When you read Ray's letter, it's obvious that the delegate caucus process is designed for candidates for whom lots and lots of people want to be delegates. "Don't make the mistake of assuming that you can simply show up to the caucus and get elected. ... Most likely, everyone there was brought there to support someone. In order to be successful, you should reach out to your friends, family members, co-workers, and neighbors and bring them to caucus with you. In addition, you should produce signs, fliers, buttons or lapel stickers to promote your candidacy."
My wife was still in her pajamas. I didn't ask her to go.
Franklin Pierce University turns out to be a beautiful place. It sits across from Mount Monadnock on a small lake, which was frozen. Somebody was trying to ice-fish.
I arrived 45 minutes late. The local Gravel campaign leader and one other Pierce student were there.

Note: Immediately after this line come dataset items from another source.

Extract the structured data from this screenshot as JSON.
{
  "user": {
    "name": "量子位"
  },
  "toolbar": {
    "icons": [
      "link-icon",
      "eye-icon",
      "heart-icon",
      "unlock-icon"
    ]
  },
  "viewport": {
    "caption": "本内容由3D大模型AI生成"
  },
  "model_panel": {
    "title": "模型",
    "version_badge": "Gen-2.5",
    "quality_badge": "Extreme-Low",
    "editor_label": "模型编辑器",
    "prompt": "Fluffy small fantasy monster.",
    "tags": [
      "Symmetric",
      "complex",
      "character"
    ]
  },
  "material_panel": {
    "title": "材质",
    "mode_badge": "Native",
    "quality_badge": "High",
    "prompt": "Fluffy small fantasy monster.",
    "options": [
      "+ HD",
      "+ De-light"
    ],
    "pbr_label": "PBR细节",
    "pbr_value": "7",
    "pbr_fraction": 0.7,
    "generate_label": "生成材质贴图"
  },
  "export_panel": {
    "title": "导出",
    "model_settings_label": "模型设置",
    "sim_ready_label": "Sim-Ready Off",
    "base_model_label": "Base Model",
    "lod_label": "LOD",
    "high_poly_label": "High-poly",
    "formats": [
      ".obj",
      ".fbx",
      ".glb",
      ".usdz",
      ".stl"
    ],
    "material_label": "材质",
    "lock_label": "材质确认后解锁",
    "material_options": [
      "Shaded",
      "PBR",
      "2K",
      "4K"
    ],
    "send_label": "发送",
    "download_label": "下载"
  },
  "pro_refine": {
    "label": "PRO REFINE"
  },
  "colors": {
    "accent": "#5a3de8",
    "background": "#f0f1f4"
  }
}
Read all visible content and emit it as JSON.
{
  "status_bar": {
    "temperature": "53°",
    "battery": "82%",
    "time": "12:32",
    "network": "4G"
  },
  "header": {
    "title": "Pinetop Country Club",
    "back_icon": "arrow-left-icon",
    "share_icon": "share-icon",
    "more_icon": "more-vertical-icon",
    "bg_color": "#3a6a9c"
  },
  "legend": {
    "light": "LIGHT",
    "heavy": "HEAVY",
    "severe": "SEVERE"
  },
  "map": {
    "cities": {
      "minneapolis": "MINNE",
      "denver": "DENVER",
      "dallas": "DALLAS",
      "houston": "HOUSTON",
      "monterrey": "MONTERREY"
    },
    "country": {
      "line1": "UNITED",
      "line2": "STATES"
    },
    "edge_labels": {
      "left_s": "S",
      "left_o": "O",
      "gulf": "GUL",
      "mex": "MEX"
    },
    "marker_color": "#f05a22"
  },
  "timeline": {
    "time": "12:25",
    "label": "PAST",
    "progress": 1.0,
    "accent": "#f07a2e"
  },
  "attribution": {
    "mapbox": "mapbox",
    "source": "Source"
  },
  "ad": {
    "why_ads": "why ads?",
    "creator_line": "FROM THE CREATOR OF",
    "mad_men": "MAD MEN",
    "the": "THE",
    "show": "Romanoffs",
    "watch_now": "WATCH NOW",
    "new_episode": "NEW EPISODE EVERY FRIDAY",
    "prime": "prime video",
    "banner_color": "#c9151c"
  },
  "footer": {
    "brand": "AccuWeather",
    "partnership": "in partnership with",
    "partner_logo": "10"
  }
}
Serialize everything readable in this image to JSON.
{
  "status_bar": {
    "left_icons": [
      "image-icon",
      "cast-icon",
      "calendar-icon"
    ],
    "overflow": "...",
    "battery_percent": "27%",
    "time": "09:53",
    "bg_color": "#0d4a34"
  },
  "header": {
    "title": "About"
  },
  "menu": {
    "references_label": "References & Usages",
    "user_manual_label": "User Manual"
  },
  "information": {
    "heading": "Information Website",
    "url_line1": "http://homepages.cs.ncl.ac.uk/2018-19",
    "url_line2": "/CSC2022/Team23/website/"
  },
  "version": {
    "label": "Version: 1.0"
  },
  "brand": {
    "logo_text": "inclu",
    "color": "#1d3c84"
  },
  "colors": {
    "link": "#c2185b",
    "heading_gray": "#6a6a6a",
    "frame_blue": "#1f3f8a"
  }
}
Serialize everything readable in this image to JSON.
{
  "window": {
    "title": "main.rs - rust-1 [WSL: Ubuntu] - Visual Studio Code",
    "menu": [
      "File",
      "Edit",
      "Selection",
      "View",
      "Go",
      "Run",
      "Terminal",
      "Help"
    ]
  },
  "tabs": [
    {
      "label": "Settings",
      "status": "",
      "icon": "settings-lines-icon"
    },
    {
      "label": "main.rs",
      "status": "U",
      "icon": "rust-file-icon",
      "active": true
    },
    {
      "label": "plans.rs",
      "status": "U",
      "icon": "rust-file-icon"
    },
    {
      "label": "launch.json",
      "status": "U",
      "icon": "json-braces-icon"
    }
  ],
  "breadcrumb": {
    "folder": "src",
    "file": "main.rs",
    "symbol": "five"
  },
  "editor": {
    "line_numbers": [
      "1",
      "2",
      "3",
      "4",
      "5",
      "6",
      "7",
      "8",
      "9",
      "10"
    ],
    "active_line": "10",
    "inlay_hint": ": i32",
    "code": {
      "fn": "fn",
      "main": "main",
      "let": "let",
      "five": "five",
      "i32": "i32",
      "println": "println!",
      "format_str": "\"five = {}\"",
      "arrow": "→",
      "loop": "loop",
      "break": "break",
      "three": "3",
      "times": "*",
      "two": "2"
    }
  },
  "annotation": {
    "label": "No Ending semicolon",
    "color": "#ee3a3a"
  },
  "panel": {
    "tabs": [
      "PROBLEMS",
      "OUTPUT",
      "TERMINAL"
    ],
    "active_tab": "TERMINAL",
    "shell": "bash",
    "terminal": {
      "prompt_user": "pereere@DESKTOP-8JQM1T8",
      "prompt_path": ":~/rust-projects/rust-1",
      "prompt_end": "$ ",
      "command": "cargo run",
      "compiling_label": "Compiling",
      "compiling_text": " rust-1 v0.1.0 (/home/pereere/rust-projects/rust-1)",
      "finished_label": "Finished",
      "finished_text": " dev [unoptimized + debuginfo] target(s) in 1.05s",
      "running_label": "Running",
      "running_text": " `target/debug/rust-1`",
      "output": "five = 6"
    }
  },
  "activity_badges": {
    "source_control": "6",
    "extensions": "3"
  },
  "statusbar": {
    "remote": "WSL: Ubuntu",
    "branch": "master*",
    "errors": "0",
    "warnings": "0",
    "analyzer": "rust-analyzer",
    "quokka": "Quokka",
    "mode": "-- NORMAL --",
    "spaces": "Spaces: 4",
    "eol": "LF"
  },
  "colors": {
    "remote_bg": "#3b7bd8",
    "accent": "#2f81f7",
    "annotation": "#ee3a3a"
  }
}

We chatted about a Gravel campaign video the other would-be delegate was planning to make for YouTube. Eventually two other folks showed up, at least one of whom was also a Pierce student. There were (if I remember right) seven delegate positions, and the rules say you have to be present to be elected. We had no signs, fliers, buttons, family members, or other campaign accessories. We skipped over the place on the agenda where the delegate wannabees give speeches, and went straight to the part where we all vote for each other. Our paper ballots were stuffed into a small cardboard box, which the guy from the campaign collected so that he could send the official vote tallies to party headquarters in Concord.
I didn't see the count, but I feel fairly certain I was elected. It's possible that (somewhere in my stack of good-cause mail) a notice from the New Hampshire Democratic Party has already arrived. I should look.
Now all I have to do is hope that Gravel gets at least 15% of the vote. Maybe I should take the Edwards sticker off my car. Or not.